David Fischer et sa femme Emma, la cinquantaine tous les deux, forment un couple amoureux et harmonieux. Emma a quitté Londres il y a vingt-cinq ans pour suivre David au Danemark, où il mène une carrière d'avocat. Elle-même peint en dilettante dans l'atelier aménagé au fond du jardin, sans désir de public ou de reconnaissance. Leur grand fille Zoé a elle aussi embrassé une carrière artistique et s'apprête à exposer pour la première fois.
Un matin David découvre une croix gammée peinte sur sa boite aux lettres, et cet incident le perturbe plus que de raisons, lui qui s'est détaché de ses origines. Zoé annonce à ses parents son histoire d'amour avec un jeune pakistanais, qu'elle désire leur présenter. Une amie annonce avec légèreté à Emma sa décision d'avorter et de quitter son compagnon.
Tant de micros événements qui vont amener David et Emma à se questionner sur leur univers. L'auteur alterne passé et présent, nous liant ainsi intimement aux personnages, à leur histoire et à leurs aspirations. Sans nécessité de trop en faire, Jens Christian Grondhal nous immisce au coeur d'un couple : de ses habitudes et de sa tendresse, mais aussi des doutes et des frustrations qui, une fois soulevés, viennent gripper le rouage de cet amour.

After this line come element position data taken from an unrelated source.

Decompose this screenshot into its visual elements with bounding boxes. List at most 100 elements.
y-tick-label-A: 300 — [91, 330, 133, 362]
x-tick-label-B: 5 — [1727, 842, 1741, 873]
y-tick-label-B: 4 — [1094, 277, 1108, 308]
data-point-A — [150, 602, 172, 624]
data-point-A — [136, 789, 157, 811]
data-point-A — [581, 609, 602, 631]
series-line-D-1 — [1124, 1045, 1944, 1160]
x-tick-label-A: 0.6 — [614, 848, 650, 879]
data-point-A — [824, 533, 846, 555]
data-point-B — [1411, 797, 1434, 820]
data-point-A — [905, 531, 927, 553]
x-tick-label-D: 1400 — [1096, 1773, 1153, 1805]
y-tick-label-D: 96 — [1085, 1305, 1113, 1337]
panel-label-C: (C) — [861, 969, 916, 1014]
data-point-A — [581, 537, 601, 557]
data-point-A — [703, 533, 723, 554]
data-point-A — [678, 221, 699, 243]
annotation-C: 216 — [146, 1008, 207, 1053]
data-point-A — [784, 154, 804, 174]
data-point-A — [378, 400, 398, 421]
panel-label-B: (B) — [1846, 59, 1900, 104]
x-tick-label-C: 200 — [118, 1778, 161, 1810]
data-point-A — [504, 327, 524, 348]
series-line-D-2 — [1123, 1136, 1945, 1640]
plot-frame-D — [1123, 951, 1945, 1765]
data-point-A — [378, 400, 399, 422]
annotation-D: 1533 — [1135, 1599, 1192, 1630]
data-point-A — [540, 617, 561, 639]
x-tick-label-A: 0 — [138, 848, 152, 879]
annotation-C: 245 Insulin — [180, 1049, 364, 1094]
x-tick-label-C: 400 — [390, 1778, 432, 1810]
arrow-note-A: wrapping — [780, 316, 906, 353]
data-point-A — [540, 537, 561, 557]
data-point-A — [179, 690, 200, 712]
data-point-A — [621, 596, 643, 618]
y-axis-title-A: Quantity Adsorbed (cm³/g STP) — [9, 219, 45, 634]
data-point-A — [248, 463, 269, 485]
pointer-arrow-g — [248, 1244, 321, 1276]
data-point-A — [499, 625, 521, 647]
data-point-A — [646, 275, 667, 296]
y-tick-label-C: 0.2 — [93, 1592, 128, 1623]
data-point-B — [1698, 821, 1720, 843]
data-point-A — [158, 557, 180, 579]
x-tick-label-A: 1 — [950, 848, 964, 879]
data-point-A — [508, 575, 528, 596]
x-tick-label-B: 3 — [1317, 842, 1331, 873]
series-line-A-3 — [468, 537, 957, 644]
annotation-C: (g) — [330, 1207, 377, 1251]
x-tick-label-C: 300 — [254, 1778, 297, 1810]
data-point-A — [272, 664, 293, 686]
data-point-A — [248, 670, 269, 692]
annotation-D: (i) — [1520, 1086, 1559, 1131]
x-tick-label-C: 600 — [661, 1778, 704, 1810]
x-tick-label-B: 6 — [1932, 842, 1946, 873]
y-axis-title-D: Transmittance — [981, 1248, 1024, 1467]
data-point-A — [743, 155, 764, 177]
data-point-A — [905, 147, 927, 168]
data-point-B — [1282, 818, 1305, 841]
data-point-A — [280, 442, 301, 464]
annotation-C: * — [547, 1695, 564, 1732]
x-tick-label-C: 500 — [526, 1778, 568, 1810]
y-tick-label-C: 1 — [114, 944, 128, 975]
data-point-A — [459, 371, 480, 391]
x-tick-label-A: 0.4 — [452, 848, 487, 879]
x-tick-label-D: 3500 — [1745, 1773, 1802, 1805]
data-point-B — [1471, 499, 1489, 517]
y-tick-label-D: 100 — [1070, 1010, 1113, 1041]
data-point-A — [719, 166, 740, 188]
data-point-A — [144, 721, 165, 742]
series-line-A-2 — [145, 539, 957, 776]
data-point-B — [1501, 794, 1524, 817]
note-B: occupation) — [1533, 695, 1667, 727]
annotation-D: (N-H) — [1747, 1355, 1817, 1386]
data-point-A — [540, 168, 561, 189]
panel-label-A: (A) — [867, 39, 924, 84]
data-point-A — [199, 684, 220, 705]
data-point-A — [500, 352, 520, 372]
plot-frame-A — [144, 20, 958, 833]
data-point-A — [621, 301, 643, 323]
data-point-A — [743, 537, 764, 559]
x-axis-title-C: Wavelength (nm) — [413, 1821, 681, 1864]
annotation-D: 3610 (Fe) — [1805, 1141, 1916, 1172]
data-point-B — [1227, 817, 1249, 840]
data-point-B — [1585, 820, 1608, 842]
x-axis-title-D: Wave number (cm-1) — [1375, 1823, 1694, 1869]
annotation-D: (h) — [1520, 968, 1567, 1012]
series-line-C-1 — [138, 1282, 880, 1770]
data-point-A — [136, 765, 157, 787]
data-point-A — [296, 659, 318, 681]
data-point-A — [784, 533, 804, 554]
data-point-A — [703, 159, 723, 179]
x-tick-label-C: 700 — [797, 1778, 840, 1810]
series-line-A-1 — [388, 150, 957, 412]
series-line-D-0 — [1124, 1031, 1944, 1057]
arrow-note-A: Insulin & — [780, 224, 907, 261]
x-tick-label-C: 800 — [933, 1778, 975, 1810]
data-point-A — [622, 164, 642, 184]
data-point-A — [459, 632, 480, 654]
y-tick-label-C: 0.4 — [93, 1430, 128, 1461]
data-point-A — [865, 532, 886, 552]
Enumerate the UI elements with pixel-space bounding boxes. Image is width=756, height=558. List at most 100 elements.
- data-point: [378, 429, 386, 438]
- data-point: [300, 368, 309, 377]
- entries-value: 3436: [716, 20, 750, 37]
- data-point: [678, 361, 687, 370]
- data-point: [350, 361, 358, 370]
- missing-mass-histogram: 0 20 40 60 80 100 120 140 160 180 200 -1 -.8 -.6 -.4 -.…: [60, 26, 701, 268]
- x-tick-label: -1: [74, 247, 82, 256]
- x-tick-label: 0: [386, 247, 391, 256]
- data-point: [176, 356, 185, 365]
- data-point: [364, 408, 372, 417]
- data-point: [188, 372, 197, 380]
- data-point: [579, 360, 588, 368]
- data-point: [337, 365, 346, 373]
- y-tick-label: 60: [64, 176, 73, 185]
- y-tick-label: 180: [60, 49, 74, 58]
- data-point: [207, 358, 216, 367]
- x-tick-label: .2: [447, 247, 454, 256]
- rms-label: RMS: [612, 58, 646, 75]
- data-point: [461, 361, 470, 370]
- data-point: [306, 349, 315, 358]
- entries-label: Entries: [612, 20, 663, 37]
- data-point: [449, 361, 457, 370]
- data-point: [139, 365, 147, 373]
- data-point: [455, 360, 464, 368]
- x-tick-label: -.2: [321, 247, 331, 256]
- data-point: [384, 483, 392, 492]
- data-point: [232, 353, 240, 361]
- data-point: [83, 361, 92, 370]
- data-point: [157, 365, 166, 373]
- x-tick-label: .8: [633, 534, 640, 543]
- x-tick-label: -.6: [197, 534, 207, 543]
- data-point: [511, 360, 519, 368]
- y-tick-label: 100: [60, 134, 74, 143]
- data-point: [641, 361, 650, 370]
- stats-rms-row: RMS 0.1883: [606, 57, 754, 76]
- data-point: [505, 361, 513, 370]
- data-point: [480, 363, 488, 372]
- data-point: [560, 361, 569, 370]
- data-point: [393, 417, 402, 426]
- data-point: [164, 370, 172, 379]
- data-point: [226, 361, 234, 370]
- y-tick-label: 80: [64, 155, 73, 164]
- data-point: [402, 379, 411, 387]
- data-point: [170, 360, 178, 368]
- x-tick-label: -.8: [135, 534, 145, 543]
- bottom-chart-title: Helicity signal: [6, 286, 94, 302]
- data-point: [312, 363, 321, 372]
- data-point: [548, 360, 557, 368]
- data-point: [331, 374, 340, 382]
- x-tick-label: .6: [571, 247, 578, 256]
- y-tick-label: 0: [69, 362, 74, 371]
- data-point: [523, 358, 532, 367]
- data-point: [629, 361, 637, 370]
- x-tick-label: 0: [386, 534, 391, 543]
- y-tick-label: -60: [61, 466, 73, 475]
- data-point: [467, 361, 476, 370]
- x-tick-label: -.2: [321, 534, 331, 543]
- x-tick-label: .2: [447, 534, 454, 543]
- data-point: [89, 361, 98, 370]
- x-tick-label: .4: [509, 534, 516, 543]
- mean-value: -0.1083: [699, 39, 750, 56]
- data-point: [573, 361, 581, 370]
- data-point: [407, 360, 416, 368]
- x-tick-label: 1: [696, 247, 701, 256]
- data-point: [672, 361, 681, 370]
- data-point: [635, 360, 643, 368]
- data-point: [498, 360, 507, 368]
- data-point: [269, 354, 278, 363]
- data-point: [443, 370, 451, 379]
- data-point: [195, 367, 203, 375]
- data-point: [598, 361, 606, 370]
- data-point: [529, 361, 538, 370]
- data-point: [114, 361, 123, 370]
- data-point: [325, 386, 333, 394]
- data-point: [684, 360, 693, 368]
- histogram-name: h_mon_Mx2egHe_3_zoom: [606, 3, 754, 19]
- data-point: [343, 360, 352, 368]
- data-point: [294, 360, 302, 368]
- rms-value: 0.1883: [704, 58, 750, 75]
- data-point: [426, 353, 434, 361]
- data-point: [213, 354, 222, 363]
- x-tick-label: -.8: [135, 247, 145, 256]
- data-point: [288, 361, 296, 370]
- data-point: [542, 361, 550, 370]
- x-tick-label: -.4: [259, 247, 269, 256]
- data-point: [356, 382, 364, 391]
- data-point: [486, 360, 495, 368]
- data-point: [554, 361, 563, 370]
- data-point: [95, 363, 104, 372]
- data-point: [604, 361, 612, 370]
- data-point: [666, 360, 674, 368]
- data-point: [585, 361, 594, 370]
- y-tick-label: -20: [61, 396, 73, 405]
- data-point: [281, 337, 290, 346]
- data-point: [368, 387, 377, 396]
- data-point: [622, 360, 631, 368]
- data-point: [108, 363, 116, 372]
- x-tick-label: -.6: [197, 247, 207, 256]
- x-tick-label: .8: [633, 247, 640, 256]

Il ne se passe pas grand-chose dans ce roman, mais j'ai aimé la densité du style, la justesse du ton, et le fait que l'intrigue psychologique se mêle à une réflexion plus globale sur notre société. Les questionnements identitaires sont bien saisis, et les personnages attachants. J'ai eu un peu de mal à les quitter...
Un roman pioché chez Brize, et un auteur que je relirai !
Céline
"Il était surpris de l'entendre radoter ainsi sur les musulmans. Il était étonné car, durant toutes ses années, il l'avait soupçonné de nourrir un peu d'antisémitisme, comme un animal de compagnie, tout au fond du sous sol muet de sa personnalité."
"Était-ce de la vertu ou de la paresse ? Avant David, elle était sortie avec à peine deux ou trois types. C'était la nudité envahissante dans les médias qui lui rappelait qu'un homme pouvait ne pas ressembler à celui qu'elle avait épousé. Était-ce de l'amour ? C'était aussi de l'amour, mais c'était d'abord la vie. La vie qui avait continué avec eux sans les renverser dans son élan. "
"Je n'aurais pas cru que les gens deviendraient aussi obnubilés par leurs fichues racines, et par l'endroit "d'où ils viennent". Ce n'est pas pour moi. Comme s'il n'était pas plus intéressant de se demander où l'on va, où l'on pense aller. "
"Emma doutait que l'on puisse saisir les jeunes simplement en se souvenant de sa propre jeunesse. Il y avait des ruptures et des failles entre les générations, et elle était parfois étonnée par la manière dont sa fille prenait les choses."
"Nous sommes sans domicile fixe, le monde entier est sans abri si nous ne parvenons pas à nous sentir chez nous avec les autres."